Covered with filth, he entered the banquet-room
where his own obsequies were being held, and struck all
men utterly aghast, rumour having falsely noised abroad
his death. At last terror melted into mirth, and the guests
jeered and taunted one another, that he, whose last rites
they were celebrating as though he were dead, should appear
in the flesh. When he was asked concerning his comrades,
he pointed to the sticks he was carrying, and said, "Here
is both the one and the other." This he observed with
equal truth and pleasantry . . . for it pointed at the weregild
of the slain as though it were themselves.

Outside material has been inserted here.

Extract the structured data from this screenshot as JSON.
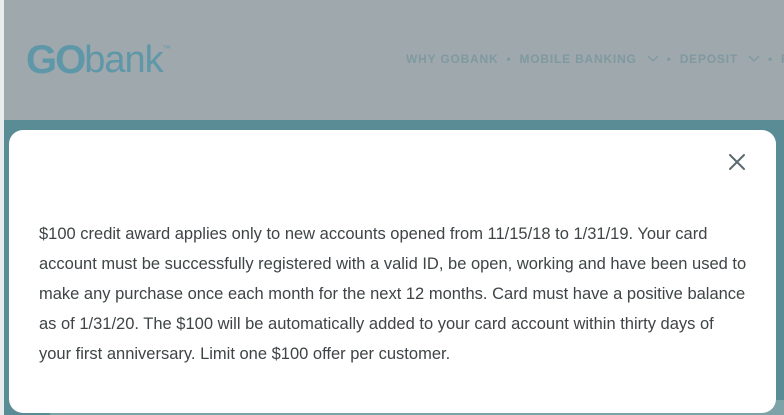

Thereon, wishing to bring the company into
a gayer mood, he joined the cupbearers, and diligently did
the office of plying the drink. Then, to prevent his loose
dress hampering his walk, he girded his sword upon his side,
and purposely drawing it several times, pricked his fingers
with its point. The bystanders accordingly had both sword
and scabbard riveted across with an iron nail. Then, to
smooth the way more safely to his plot, he went to the lords
and plied them heavily with draught upon draught, and drenched
them all so deep in wine, that their feet were made feeble
with drunkenness, and they turned to rest within the palace,
making their bed where they had revelled ...
So he took out of his bosom the stakes he
had long ago prepared, and went into the building, where
the ground lay covered with the bodies of the nobles wheezing
off their sleep and their debauch. Then, cutting away its
supports, he brought down the hanging his mother had knitted,
which covered the inner as well as the outer walls of the
hall. This he flung upon the snorers, and then applying
the crooked stakes, he knotted and bound them in such insoluble
intricacy, that not one of the men beneath, however hard
he might struggle, could contrive to rise. After this he
set fire to the palace. The flames spread, scattering the
conflagration far and wide. It enveloped the whole dwelling,
destroyed the palace, and burnt them all while they were
either buried in deep sleep or vainly striving to arise.

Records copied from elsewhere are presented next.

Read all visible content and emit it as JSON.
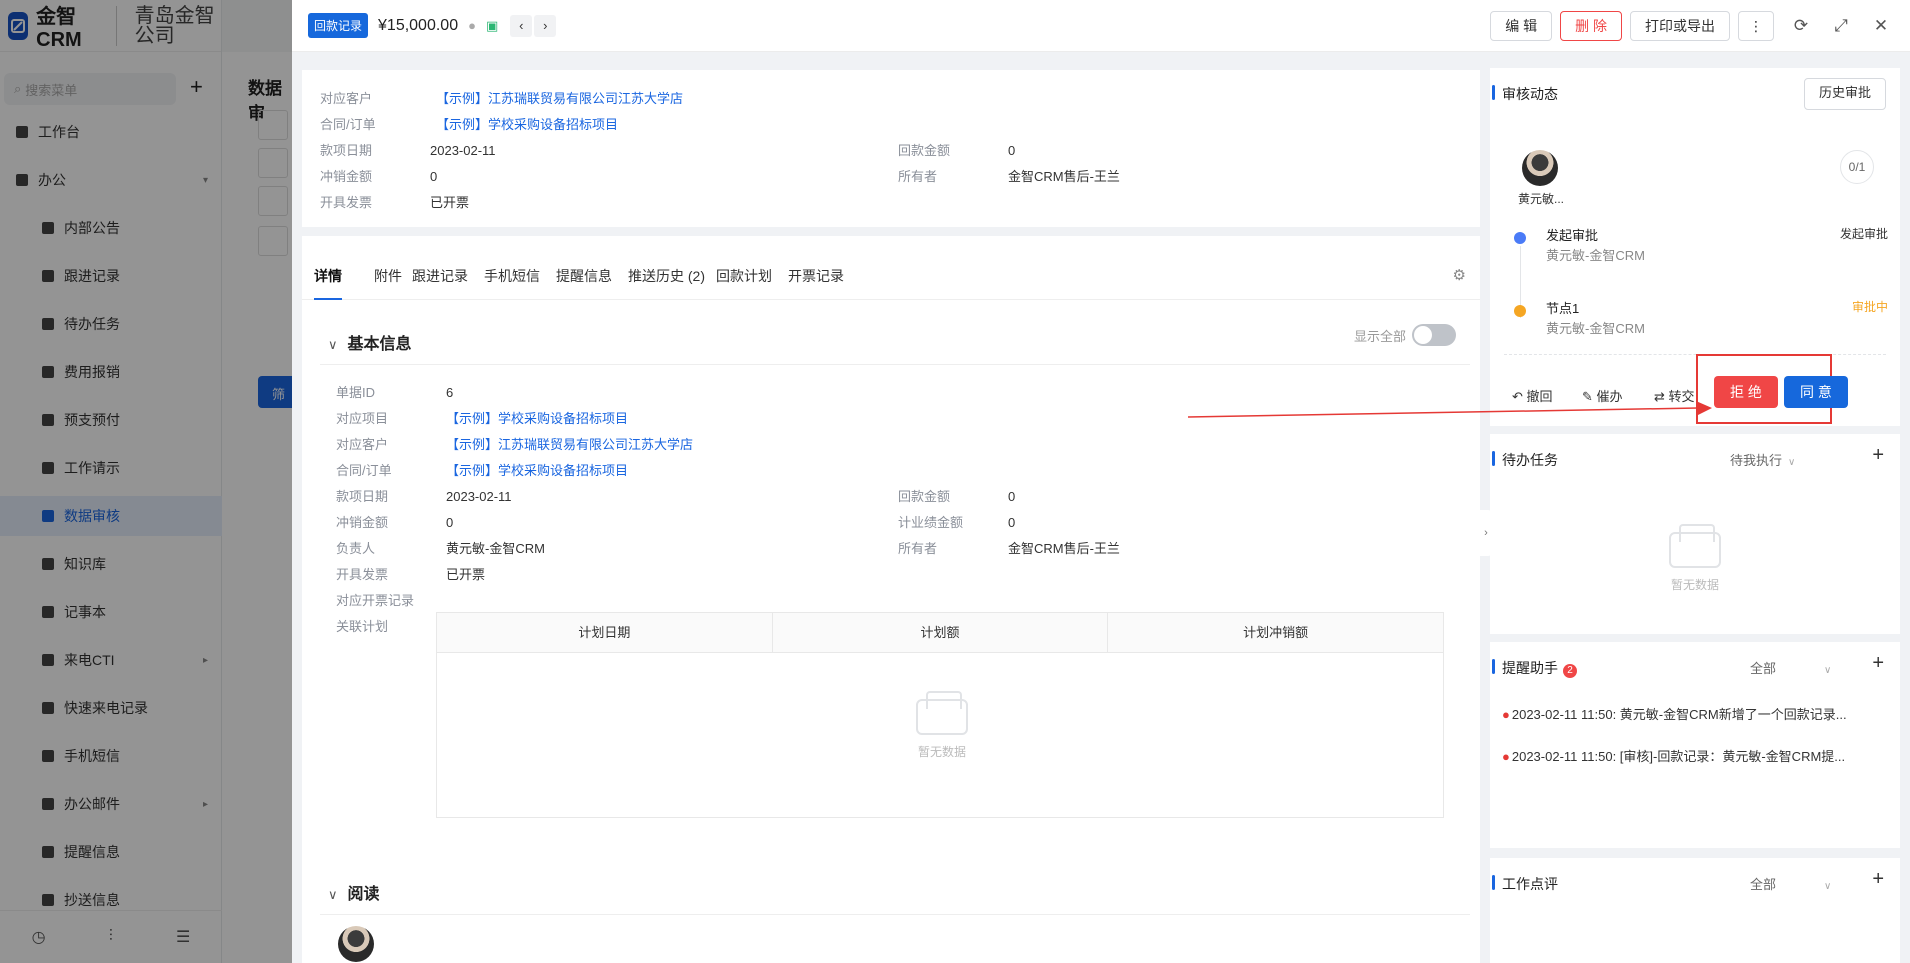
{
  "app": {
    "brand": "金智CRM",
    "company": "青岛金智公司",
    "search_placeholder": "搜索菜单",
    "menu": [
      {
        "label": "工作台",
        "level": "top"
      },
      {
        "label": "办公",
        "level": "top",
        "expanded": true
      },
      {
        "label": "内部公告",
        "level": "sub"
      },
      {
        "label": "跟进记录",
        "level": "sub"
      },
      {
        "label": "待办任务",
        "level": "sub"
      },
      {
        "label": "费用报销",
        "level": "sub"
      },
      {
        "label": "预支预付",
        "level": "sub"
      },
      {
        "label": "工作请示",
        "level": "sub"
      },
      {
        "label": "数据审核",
        "level": "sub",
        "active": true
      },
      {
        "label": "知识库",
        "level": "sub"
      },
      {
        "label": "记事本",
        "level": "sub"
      },
      {
        "label": "来电CTI",
        "level": "sub",
        "has_children": true
      },
      {
        "label": "快速来电记录",
        "level": "sub"
      },
      {
        "label": "手机短信",
        "level": "sub"
      },
      {
        "label": "办公邮件",
        "level": "sub",
        "has_children": true
      },
      {
        "label": "提醒信息",
        "level": "sub"
      },
      {
        "label": "抄送信息",
        "level": "sub"
      }
    ],
    "background_page_title": "数据审",
    "background_filter_button": "筛"
  },
  "drawer": {
    "header": {
      "record_type_tag": "回款记录",
      "amount": "¥15,000.00",
      "edit_label": "编 辑",
      "delete_label": "删 除",
      "print_label": "打印或导出"
    },
    "summary": {
      "customer_label": "对应客户",
      "customer_value": "【示例】江苏瑞联贸易有限公司江苏大学店",
      "contract_label": "合同/订单",
      "contract_value": "【示例】学校采购设备招标项目",
      "date_label": "款项日期",
      "date_value": "2023-02-11",
      "payment_amount_label": "回款金额",
      "payment_amount_value": "0",
      "writeoff_label": "冲销金额",
      "writeoff_value": "0",
      "owner_label": "所有者",
      "owner_value": "金智CRM售后-王兰",
      "invoice_label": "开具发票",
      "invoice_value": "已开票"
    },
    "tabs": [
      "详情",
      "附件",
      "跟进记录",
      "手机短信",
      "提醒信息",
      "推送历史 (2)",
      "回款计划",
      "开票记录"
    ],
    "basic_info": {
      "title": "基本信息",
      "show_all_label": "显示全部",
      "id_label": "单据ID",
      "id_value": "6",
      "project_label": "对应项目",
      "project_value": "【示例】学校采购设备招标项目",
      "customer_label": "对应客户",
      "customer_value": "【示例】江苏瑞联贸易有限公司江苏大学店",
      "contract_label": "合同/订单",
      "contract_value": "【示例】学校采购设备招标项目",
      "date_label": "款项日期",
      "date_value": "2023-02-11",
      "payment_amount_label": "回款金额",
      "payment_amount_value": "0",
      "writeoff_label": "冲销金额",
      "writeoff_value": "0",
      "performance_label": "计业绩金额",
      "performance_value": "0",
      "responsible_label": "负责人",
      "responsible_value": "黄元敏-金智CRM",
      "owner_label": "所有者",
      "owner_value": "金智CRM售后-王兰",
      "invoice_label": "开具发票",
      "invoice_value": "已开票",
      "invoice_record_label": "对应开票记录",
      "plan_label": "关联计划",
      "plan_columns": [
        "计划日期",
        "计划额",
        "计划冲销额"
      ],
      "empty_text": "暂无数据"
    },
    "read_section": {
      "title": "阅读"
    }
  },
  "right_panel": {
    "audit": {
      "title": "审核动态",
      "history_button": "历史审批",
      "approver_name": "黄元敏...",
      "progress": "0/1",
      "steps": [
        {
          "title": "发起审批",
          "user": "黄元敏-金智CRM",
          "status": "发起审批",
          "status_color": "#333333",
          "dot_color": "#4a7bf7"
        },
        {
          "title": "节点1",
          "user": "黄元敏-金智CRM",
          "status": "审批中",
          "status_color": "#f5a623",
          "dot_color": "#f5a623"
        }
      ],
      "withdraw_label": "撤回",
      "urge_label": "催办",
      "transfer_label": "转交",
      "reject_label": "拒 绝",
      "approve_label": "同 意",
      "reject_color": "#f04646",
      "approve_color": "#1668dc"
    },
    "tasks": {
      "title": "待办任务",
      "filter": "待我执行",
      "empty_text": "暂无数据"
    },
    "reminder": {
      "title": "提醒助手",
      "count": "2",
      "filter": "全部",
      "items": [
        "2023-02-11 11:50: 黄元敏-金智CRM新增了一个回款记录...",
        "2023-02-11 11:50: [审核]-回款记录：黄元敏-金智CRM提..."
      ]
    },
    "review": {
      "title": "工作点评",
      "filter": "全部"
    }
  }
}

Then he went to the chamber of Fengo, who
had before this been conducted by his train into his pavilion;
plucked up a sword that chanced to be hanging to the bed,
and planted his own in its place. Then, awakening his uncle,
he told him that his nobles were perishing in the flames,
and that Amleth was here, armed with his old crooks to help
him, and thirsting to exact the vengeance, now long overdue,
for his father's murder. Fengo, on hearing this, leapt from
his couch, but was cut down while, deprived of his own sword,
he strove in vain to draw the strange one . . . O valiant
Amleth, and worthy of immortal fame, who being shrewdly
armed with a feint of folly, covered a wisdom too high for
human wit under a marvellous disguise of silliness! and
not only found in his subtlety means to protect his own
safety, but also by its guidance found opportunity to avenge
his father. By this skillful defence of himself, and strenuous
revenge for his parent, he has left it doubtful whether
we are to think more of his wit or his bravery.